Welsh science writer (born 1992)

Alice Gray BSc, FLSW (born 1992) is a Welsh science writer, who writes the blog Mindful of Science. She was recognized by the BBC's 100 Women in 2015 for her work advocating for the representation of women in STEM fields. She was recognized as one of the BBC's 100 women of 2021.

== Early life and education==
Gray was born in 1992. She has an identical twin sister, and was raised near Amroth, Pembrokeshire, Wales.

Gray received a BSc in Neuroscience from Cardiff University in 2013.

== Career ==
Gray started the blog Mindful of Science in 2013. The "STEMinist" blog discusses issues facing women in science, technology, engineering, and maths (STEM), arguing for the importance of diversity and representation in science and for removing barriers to women's advancement in STEM education and careers. Gray credits the blog with having given her opportunities to further advocate for women in STEM to governmental agencies and organizations.

She also produces a podcast (Inside the Petri Dish), and a YouTube video series (Gray Matter), which address contemporary and popular science topics.

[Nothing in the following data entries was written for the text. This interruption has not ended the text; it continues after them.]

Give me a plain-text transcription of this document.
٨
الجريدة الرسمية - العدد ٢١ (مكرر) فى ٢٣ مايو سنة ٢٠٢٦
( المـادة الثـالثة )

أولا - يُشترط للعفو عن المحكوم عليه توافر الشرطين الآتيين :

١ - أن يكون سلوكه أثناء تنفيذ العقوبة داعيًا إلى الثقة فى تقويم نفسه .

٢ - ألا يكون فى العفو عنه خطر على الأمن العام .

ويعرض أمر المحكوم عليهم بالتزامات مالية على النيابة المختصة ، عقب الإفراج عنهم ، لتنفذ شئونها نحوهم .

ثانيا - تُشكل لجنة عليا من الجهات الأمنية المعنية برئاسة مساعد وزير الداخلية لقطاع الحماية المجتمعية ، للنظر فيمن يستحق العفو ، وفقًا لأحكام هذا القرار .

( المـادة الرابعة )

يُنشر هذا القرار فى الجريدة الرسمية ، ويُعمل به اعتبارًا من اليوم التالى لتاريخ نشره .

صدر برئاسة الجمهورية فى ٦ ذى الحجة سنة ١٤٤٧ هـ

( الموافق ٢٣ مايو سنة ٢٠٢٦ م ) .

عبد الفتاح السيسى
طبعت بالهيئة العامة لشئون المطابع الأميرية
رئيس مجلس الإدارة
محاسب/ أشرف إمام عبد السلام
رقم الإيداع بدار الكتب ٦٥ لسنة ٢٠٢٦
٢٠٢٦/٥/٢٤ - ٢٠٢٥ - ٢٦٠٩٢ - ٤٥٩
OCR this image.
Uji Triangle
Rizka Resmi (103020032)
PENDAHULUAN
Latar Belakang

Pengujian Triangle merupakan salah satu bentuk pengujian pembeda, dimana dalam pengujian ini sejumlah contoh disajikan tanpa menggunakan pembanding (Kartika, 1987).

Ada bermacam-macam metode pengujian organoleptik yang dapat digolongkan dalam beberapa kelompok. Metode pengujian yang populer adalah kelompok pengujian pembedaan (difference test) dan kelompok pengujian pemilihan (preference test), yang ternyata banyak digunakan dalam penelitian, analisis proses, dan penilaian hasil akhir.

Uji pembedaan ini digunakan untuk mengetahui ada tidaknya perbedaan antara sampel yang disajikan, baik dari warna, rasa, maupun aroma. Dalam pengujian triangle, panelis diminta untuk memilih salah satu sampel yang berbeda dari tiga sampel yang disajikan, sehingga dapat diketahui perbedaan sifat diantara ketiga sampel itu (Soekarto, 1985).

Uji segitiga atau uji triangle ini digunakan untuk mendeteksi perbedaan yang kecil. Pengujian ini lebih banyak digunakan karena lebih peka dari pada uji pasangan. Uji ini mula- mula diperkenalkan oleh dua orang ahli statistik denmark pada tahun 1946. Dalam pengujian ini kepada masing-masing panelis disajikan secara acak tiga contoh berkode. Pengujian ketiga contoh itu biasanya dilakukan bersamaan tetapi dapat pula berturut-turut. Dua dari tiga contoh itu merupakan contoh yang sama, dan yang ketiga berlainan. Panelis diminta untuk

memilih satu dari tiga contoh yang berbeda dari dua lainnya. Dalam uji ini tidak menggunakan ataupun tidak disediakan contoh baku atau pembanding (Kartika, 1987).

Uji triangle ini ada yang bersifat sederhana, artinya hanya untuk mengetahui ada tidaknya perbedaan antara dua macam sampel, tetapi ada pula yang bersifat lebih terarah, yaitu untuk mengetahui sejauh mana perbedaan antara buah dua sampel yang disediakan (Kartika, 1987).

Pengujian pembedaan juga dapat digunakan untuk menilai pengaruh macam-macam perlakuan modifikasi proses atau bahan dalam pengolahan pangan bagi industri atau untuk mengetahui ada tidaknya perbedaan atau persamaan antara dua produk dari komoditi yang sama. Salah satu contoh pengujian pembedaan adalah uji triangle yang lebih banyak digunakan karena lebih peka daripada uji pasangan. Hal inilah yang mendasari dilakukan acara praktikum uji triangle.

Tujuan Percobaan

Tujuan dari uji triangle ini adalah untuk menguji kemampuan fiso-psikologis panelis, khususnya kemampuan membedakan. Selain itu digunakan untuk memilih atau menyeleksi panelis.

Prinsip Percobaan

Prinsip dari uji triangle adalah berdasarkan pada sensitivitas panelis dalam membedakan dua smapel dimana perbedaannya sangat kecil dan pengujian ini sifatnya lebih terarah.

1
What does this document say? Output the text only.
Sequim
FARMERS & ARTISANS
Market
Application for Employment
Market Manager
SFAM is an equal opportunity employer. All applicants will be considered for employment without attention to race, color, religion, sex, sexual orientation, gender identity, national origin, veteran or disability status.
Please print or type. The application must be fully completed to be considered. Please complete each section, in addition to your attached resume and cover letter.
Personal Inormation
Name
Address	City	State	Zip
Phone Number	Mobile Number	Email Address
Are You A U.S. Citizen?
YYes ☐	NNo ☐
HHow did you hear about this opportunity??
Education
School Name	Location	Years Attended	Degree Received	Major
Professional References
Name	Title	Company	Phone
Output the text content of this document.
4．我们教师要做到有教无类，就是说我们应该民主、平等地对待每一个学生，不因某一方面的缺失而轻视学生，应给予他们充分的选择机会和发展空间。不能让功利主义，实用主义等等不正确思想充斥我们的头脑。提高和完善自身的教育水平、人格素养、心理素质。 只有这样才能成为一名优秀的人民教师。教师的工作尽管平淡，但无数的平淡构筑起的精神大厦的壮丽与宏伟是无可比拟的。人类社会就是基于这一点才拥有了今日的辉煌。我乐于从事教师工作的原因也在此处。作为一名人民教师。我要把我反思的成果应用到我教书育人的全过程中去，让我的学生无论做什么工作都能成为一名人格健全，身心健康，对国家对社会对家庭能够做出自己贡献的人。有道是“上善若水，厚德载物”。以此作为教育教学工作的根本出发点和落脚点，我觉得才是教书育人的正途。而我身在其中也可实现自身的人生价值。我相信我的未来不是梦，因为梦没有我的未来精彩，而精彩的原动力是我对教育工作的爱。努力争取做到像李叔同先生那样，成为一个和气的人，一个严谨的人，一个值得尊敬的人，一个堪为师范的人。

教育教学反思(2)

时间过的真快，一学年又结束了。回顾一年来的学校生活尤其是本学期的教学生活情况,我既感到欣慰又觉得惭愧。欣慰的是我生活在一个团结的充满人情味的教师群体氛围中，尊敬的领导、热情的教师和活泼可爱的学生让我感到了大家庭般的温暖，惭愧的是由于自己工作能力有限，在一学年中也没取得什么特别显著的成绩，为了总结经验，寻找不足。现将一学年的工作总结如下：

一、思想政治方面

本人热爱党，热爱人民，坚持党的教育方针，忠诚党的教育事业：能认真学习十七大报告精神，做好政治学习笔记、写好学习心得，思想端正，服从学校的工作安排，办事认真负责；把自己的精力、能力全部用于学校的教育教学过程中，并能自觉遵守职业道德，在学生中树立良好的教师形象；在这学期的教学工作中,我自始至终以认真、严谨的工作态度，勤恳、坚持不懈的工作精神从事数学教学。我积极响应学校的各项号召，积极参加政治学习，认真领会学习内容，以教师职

In interviews, Gray has mentioned a book project in progress, titled Women in White Coats, focused on the true stories of women in STEM.

==Awards and honours==
In 2015, Gray was recognized by the BBC's 100 Women for her science writing.

She was recognized as one of the BBC's 100 women of 2021.

In 2023, Gray was elected a Fellow of the Learned Society of Wales.